Le juge Richard Goldstone

Le juge Richard Goldstone, juif et sioniste, cloué au pilori par Israël

L’Assemblée générale de l’ONU a adopté vendredi une nouvelle résolution demandant à la fois à Israël et à l’Autorité palestinienne d’enquêter sur l’agression de la bande de Gaza par Israël pendant l’hiver de 2009, et cela même si Israël a soumis son rapport (largement contredit par l’évidence des faits) tout en refusant de mener une réelle enquête et si l’Autorité palestinienne a lancé son “enquête indépendante”.

L’Assemblée générale (192 pays) a voté cette résolution, soutenue par les pays arabes, qui a appelé Israël et l’Autorité palestinienne à mener des enquêtes “indépendantes, crédibles et conformes aux normes internationales”, par 98 voix contre 7 et 31 abstentions.  Comme d’habitude, les États-Unis et Israël, ainsi que quelques petits état de Micronésie et autres vassaux de l’Oncle Sam, sont aux nombre de ceux qui ont voté contre la résolution.

L’ambassadeur israélien à l’ONU, Gabriela Shalev, a déclaré que l’Autorité Palestinienne “ne peut pas aborder véritablement le conflit entre l’État d’Israël et le Hamas, une entité terroriste”, ce qui n’empêche pas Israël d’invoquer, pour justifier le massacre de Gaza, les règles qui permettent à un État d’user de la violence lorsqu’il est agressé par un autre État. Fidèle à sa longue tradition, Israël triture donc le droit international selon les nécessités toujours fluctuantes de sa politique.

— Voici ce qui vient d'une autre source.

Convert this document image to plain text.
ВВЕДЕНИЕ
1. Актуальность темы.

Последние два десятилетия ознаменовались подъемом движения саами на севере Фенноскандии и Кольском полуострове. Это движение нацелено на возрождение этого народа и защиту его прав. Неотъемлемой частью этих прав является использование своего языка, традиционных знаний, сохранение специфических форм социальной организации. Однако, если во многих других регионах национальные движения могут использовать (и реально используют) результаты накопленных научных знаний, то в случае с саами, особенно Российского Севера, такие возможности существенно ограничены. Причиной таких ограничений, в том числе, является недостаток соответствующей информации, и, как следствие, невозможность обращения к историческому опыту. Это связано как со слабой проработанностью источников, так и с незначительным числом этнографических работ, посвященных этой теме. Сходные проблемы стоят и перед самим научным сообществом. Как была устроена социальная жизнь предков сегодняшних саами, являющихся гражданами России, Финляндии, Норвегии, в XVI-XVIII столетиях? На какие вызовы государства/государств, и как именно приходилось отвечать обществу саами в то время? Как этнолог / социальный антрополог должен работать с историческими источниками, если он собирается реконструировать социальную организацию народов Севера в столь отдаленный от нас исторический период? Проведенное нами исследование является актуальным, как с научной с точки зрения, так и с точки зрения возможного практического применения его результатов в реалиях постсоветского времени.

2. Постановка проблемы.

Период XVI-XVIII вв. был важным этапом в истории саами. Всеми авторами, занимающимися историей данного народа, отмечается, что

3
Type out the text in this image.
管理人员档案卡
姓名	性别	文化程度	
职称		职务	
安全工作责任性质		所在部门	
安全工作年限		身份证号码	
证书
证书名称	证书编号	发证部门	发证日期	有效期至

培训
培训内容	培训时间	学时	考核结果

Pensons-nous vraiment que l’organisation terroriste Hamas va enquêter sur l’utilisation de boucliers humains, de ses méthodes effroyables prenant des civils pour cible et de son utilisation cynique des écoles, les hôpitaux et les mosquées comme des armes de la terreur ?” a encore ajouté l’ambassadeur d’Israël à l’ONU, pour qui manifestement le fin du fin en matière d’argumentation consiste à imputer à l’ennemi ses propres turpitudes.

Israël et les États-Unis ont par ailleurs saisi l’occasion du débat concernant cette résolution pour réaffirmer leur rejet du “rapport Goldstone”, qu’ils persistent à considérer comme “biaisé” et donc “inacceptable”.